Western Australia crack down on mobile phone usage

After last week's news of law changes in Victoria, designed to penalise traffic offenders, Western Australia is also planning on tightening its road laws.

The state is gearing up to create a clearer definition and stricter prohibitions against the use of mobile phones when driving.

The concern for a fleet manager will be that those employees using vehicles for business will be more tempted to turn to the devices when on the road, leading to increased fines and penalties.

The new regulations, set to come into effect over the holiday period of September 26 will see mobile phone users facing a fine of $400 and three demerit points if found to be operating a device while driving.

As well as punishing offenders, the new rules are set to become clearer as a preventative measure.

According to the WA Government's Office of Road Safety, drivers will be found in breach of the modified road law if they:

  • Hold the phone.
  • Enter or place anything into the phone, or send or look at anything that is in the phone.
  • Turn the phone on or off.
  • Operate any other function of the phone.

Drivers can use mobile phones in specific and regulated ways, including making phone calls if the phone is in a mounting device or is not demanding the driver's physical attention in any way.

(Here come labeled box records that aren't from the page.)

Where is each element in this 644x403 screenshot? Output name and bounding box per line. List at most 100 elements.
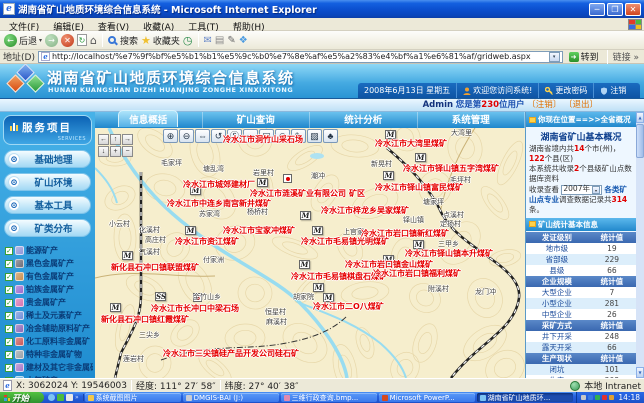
map-tool-zoom-out[interactable]: ⊖ [179,129,194,143]
taskbar-button[interactable]: DMGIS-BAI (J:) [183,393,279,402]
layer-item[interactable]: ✓化工原料非金属矿 [2,335,93,348]
layer-checkbox[interactable]: ✓ [5,325,13,333]
taskbar-button[interactable]: 三维行政查询.bmp... [281,393,377,402]
tray-app3-icon[interactable] [609,395,614,400]
layer-checkbox[interactable]: ✓ [5,312,13,320]
layer-item[interactable]: ✓有色金属矿产 [2,270,93,283]
layer-item[interactable]: ✓稀土及元素矿产 [2,309,93,322]
tray-display-icon[interactable] [588,395,593,400]
tab-label: 统计分析 [334,111,392,127]
minimize-button[interactable]: ─ [589,3,605,16]
taskbar: 开始 » 系统截图图片DMGIS-BAI (J:)三维行政查询.bmp...Mi… [0,392,644,403]
mine-marker: M [110,303,121,312]
pan-button[interactable]: ← [98,134,109,145]
layer-checkbox[interactable]: ✓ [5,247,13,255]
mail-button[interactable]: ✉ [204,34,212,47]
quick-launch-ie-icon[interactable] [48,394,55,401]
home-button[interactable]: ⌂ [90,34,97,47]
forward-button[interactable]: → [45,34,58,47]
favorites-button[interactable]: ★ 收藏夹 [141,34,180,47]
tab-矿山查询[interactable]: 矿山查询 [203,112,311,128]
close-button[interactable]: ✕ [625,3,641,16]
sidebar-button-矿类分布[interactable]: ⊙矿类分布 [4,219,91,237]
links-label[interactable]: 链接 » [613,50,641,63]
pan-button[interactable]: ↓ [98,146,109,157]
mine-label: 冷水江市资江煤矿 [175,238,239,246]
taskbar-button[interactable]: Microsoft PowerP... [379,393,475,402]
address-dropdown-icon[interactable]: ▾ [549,52,560,62]
mine-marker: M [413,240,424,249]
scroll-up-icon[interactable]: ▲ [636,112,644,123]
tray-printer-icon[interactable] [581,395,586,400]
start-button[interactable]: 开始 [0,392,44,403]
tab-label: 系统管理 [442,111,500,127]
layer-label: 贵金属矿产 [26,297,66,308]
address-input[interactable]: e http://localhost/%e7%9f%bf%e5%b1%b1%e5… [38,51,563,63]
layer-checkbox[interactable]: ✓ [5,299,13,307]
layer-item[interactable]: ✓能源矿产 [2,244,93,257]
maximize-button[interactable]: ❐ [607,3,623,16]
layer-item[interactable]: ✓ 贵金属矿产 [2,296,93,309]
messenger-button[interactable]: ❖ [239,34,248,47]
layer-checkbox[interactable]: ✓ [5,338,13,346]
edit-button[interactable]: ✎ [227,34,235,47]
layer-item[interactable]: ✓建材及其它非金属矿物 [2,361,93,374]
print-button[interactable]: ▤ [215,34,224,47]
tray-app2-icon[interactable] [602,395,607,400]
tray-app1-icon[interactable] [595,395,600,400]
map-tool-pan[interactable]: ⇔ [195,129,210,143]
place-name: 岩里村 [253,170,274,177]
back-button[interactable]: ← 后退 ▾ [4,34,42,47]
folder-icon [88,395,94,401]
refresh-button[interactable]: ↻ [77,34,87,46]
layer-label: 特种非金属矿物 [26,349,82,360]
pan-button[interactable]: + [110,146,121,157]
layer-item[interactable]: ✓铂族金属矿产 [2,283,93,296]
layer-checkbox[interactable]: ✓ [5,364,13,372]
layer-checkbox[interactable]: ✓ [5,351,13,359]
layer-checkbox[interactable]: ✓ [5,273,13,281]
tab-信息概括[interactable]: 信息概括 [95,112,203,128]
layer-item[interactable]: ✓黑色金属矿产 [2,257,93,270]
pan-button[interactable]: → [122,134,133,145]
tab-系统管理[interactable]: 系统管理 [418,112,526,128]
taskbar-button[interactable]: 系统截图图片 [85,393,181,402]
exit-text-link[interactable]: 〔退出〕 [564,100,598,110]
map-canvas[interactable]: ←↑→↓+− ⊕⊖⇔↺Ⓢ▭◱◎✎▨♣ MMMMMMMMMMMMMMMSS大湾里毛… [95,128,525,378]
layer-checkbox[interactable]: ✓ [5,260,13,268]
pan-button[interactable]: ↑ [110,134,121,145]
sidebar-button-矿山环境[interactable]: ⊙矿山环境 [4,173,91,191]
map-tool-legend[interactable]: ♣ [323,129,338,143]
sidebar-button-基础地理[interactable]: ⊙基础地理 [4,150,91,168]
logout-link[interactable]: 注销 [594,83,632,98]
place-name: 点溪村 [443,212,464,219]
map-tool-clear[interactable]: ▨ [307,129,322,143]
stats-row: 大型企业7 [526,287,636,298]
scroll-down-icon[interactable]: ▼ [636,367,644,378]
quick-launch-media-icon[interactable] [66,394,73,401]
layer-item[interactable]: ✓冶金辅助原料矿产 [2,322,93,335]
stop-button[interactable]: ✕ [61,34,74,47]
quick-launch-more-icon[interactable]: » [75,394,79,401]
pan-button[interactable]: − [122,146,133,157]
sidebar-button-基本工具[interactable]: ⊙基本工具 [4,196,91,214]
layer-item[interactable]: ✓ 特种非金属矿物 [2,348,93,361]
mine-label: 冷水江市铎山镇富民煤矿 [375,184,463,192]
search-button[interactable]: 搜索 [108,34,138,47]
welcome-link[interactable]: 欢迎您访问系统! [457,83,539,98]
stats-group-header: 企业规模统计值 [526,276,636,287]
taskbar-button[interactable]: 湖南省矿山地质环... [477,393,573,402]
quick-launch-desktop-icon[interactable] [57,394,64,401]
layer-checkbox[interactable]: ✓ [5,286,13,294]
history-button[interactable]: ◷ [183,34,193,47]
change-password-link[interactable]: 更改密码 [539,83,594,98]
tab-统计分析[interactable]: 统计分析 [310,112,418,128]
map-tool-zoom-in[interactable]: ⊕ [163,129,178,143]
logout-text-link[interactable]: 〔注销〕 [527,100,561,110]
vertical-scrollbar[interactable]: ▲ ▼ [636,112,644,378]
visitor-count: 230 [481,100,499,110]
year-select[interactable]: 2007年▾ [561,185,602,195]
back-dropdown-icon[interactable]: ▾ [39,37,42,44]
go-button[interactable]: ➜ 转到 [566,50,602,63]
scrollbar-thumb[interactable] [636,124,644,158]
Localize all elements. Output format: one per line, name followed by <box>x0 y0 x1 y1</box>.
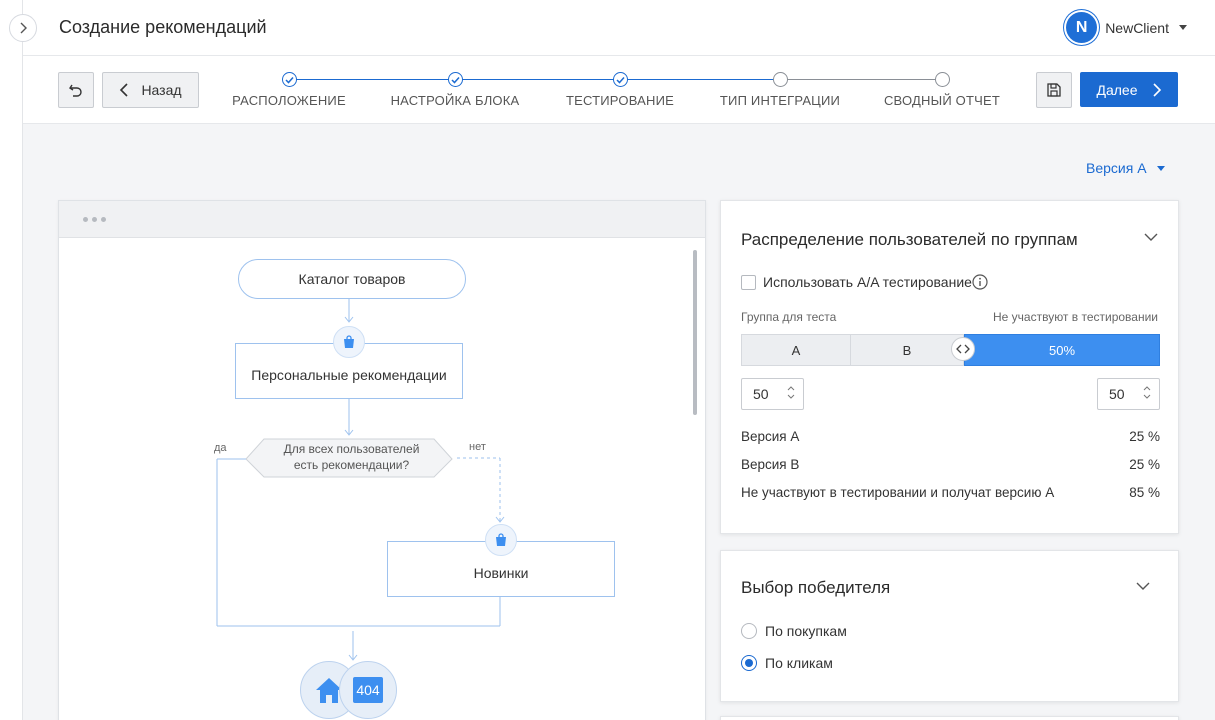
back-button[interactable]: Назад <box>102 72 199 108</box>
stepper-down-icon[interactable] <box>787 394 795 399</box>
radio-by-purchases-label: По покупкам <box>765 623 847 639</box>
spin-value: 50 <box>753 386 769 402</box>
row-label: Версия A <box>741 429 800 444</box>
flow-decision[interactable]: Для всех пользователей есть рекомендации… <box>249 441 454 473</box>
stepper-up-icon[interactable] <box>787 386 795 391</box>
wizard-step-bar: Назад РАСПОЛОЖЕНИЕ НАСТРОЙКА БЛОКА ТЕСТИ… <box>23 56 1215 124</box>
row-label: Версия B <box>741 457 800 472</box>
step-integration-type[interactable]: ТИП ИНТЕГРАЦИИ <box>690 72 870 108</box>
flow-decision-line2: есть рекомендации? <box>293 458 410 472</box>
segment-a[interactable]: A <box>741 334 851 366</box>
step-label: ТИП ИНТЕГРАЦИИ <box>719 93 841 108</box>
not-participating-label: Не участвуют в тестировании <box>992 310 1158 324</box>
distribution-row: Версия A 25 % <box>741 429 1160 444</box>
winner-selection-card: Выбор победителя По покупкам По кликам <box>720 550 1179 702</box>
flow-decision-line1: Для всех пользователей <box>283 442 420 456</box>
error-404-badge: 404 <box>353 677 383 703</box>
undo-icon <box>69 84 82 97</box>
step-label: НАСТРОЙКА БЛОКА <box>390 93 520 108</box>
back-button-label: Назад <box>141 82 182 98</box>
segment-not-participating[interactable]: 50% <box>964 334 1160 366</box>
test-group-percent-input[interactable]: 50 <box>741 378 804 410</box>
chevron-left-icon <box>120 83 129 97</box>
row-label: Не участвуют в тестировании и получат ве… <box>741 485 1055 500</box>
split-drag-handle[interactable] <box>951 337 975 361</box>
shopping-bag-icon <box>333 326 365 358</box>
flow-node-catalog[interactable]: Каталог товаров <box>238 259 466 299</box>
aa-testing-label: Использовать A/A тестирование <box>763 274 972 290</box>
check-icon <box>284 76 294 84</box>
radio-by-clicks-label: По кликам <box>765 655 833 671</box>
flow-yes-label: да <box>214 442 227 454</box>
chevron-down-icon[interactable] <box>1135 578 1151 594</box>
not-participating-percent-input[interactable]: 50 <box>1097 378 1160 410</box>
step-label: РАСПОЛОЖЕНИЕ <box>232 93 346 108</box>
radio-by-purchases[interactable] <box>741 623 757 639</box>
info-icon[interactable] <box>972 274 988 290</box>
caret-down-icon <box>1156 165 1165 171</box>
distribution-row: Не участвуют в тестировании и получат ве… <box>741 485 1160 500</box>
distribution-title: Распределение пользователей по группам <box>741 230 1078 249</box>
radio-by-clicks[interactable] <box>741 655 757 671</box>
segment-b[interactable]: B <box>851 334 964 366</box>
flow-preview-panel: Каталог товаров Персональные рекомендаци… <box>58 200 706 720</box>
stepper-up-icon[interactable] <box>1143 386 1151 391</box>
page-title: Создание рекомендаций <box>59 17 267 37</box>
undo-button[interactable] <box>58 72 94 108</box>
step-location[interactable]: РАСПОЛОЖЕНИЕ <box>199 72 379 108</box>
step-summary-report[interactable]: СВОДНЫЙ ОТЧЕТ <box>852 72 1032 108</box>
winner-title: Выбор победителя <box>741 578 891 597</box>
distribution-card: Распределение пользователей по группам И… <box>720 200 1179 534</box>
check-icon <box>450 76 460 84</box>
step-block-settings[interactable]: НАСТРОЙКА БЛОКА <box>365 72 545 108</box>
stepper-down-icon[interactable] <box>1143 394 1151 399</box>
floppy-disk-icon <box>1047 83 1061 97</box>
chevron-down-icon[interactable] <box>1143 229 1159 245</box>
user-name: NewClient <box>1105 19 1169 36</box>
row-value: 25 % <box>1129 457 1160 472</box>
next-card-edge <box>720 716 1179 720</box>
left-rail <box>0 0 23 720</box>
next-button-label: Далее <box>1096 81 1138 98</box>
avatar: N <box>1066 12 1098 43</box>
next-button[interactable]: Далее <box>1080 72 1178 107</box>
flow-node-label: Новинки <box>473 565 529 581</box>
step-label: ТЕСТИРОВАНИЕ <box>565 93 675 108</box>
flow-node-label: Персональные рекомендации <box>251 367 447 383</box>
flow-no-label: нет <box>469 441 486 453</box>
preview-scrollbar[interactable] <box>693 250 697 415</box>
error-page-node[interactable]: 404 <box>339 661 397 719</box>
chevron-right-icon <box>1152 82 1161 97</box>
test-group-label: Группа для теста <box>741 310 837 324</box>
chevron-left-right-icon <box>956 344 970 354</box>
step-label: СВОДНЫЙ ОТЧЕТ <box>883 93 1001 108</box>
shopping-bag-icon <box>485 524 517 556</box>
aa-testing-checkbox[interactable] <box>741 275 756 290</box>
user-menu[interactable]: N NewClient <box>1066 12 1187 43</box>
step-testing[interactable]: ТЕСТИРОВАНИЕ <box>530 72 710 108</box>
caret-down-icon <box>1179 25 1187 30</box>
check-icon <box>615 76 625 84</box>
save-button[interactable] <box>1036 72 1072 108</box>
top-bar: Создание рекомендаций N NewClient <box>23 0 1215 56</box>
row-value: 85 % <box>1129 485 1160 500</box>
version-dropdown[interactable]: Версия А <box>1086 160 1165 176</box>
spin-value: 50 <box>1109 386 1125 402</box>
chevron-right-icon <box>20 22 27 34</box>
row-value: 25 % <box>1129 429 1160 444</box>
version-dropdown-value: Версия А <box>1086 160 1147 176</box>
sidebar-expand-button[interactable] <box>9 14 37 42</box>
distribution-row: Версия B 25 % <box>741 457 1160 472</box>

In a media statement, Road Safety Minister Liza Harvey said: "There are now no longer any excuses; it is simply unacceptable to touch your mobile phone while driving.

"Using your mobile phone, running a red light and speeding are just some of the broad range of offences that will see an increase in fines and demerit points."

Fleet managers will need to be aware of the changes in order to educate their drivers on the dangers and illegality of mobile phone usage when on the road.

Those spending a lot of time on the road may be more tempted to pass their time in traffic by using mobile devices, though the new rules make it clear that this should be avoided.

For drivers whose job requires them to remain in contact with others, these clearer regulations should make it easier to work out a hands-free and legal method to do so.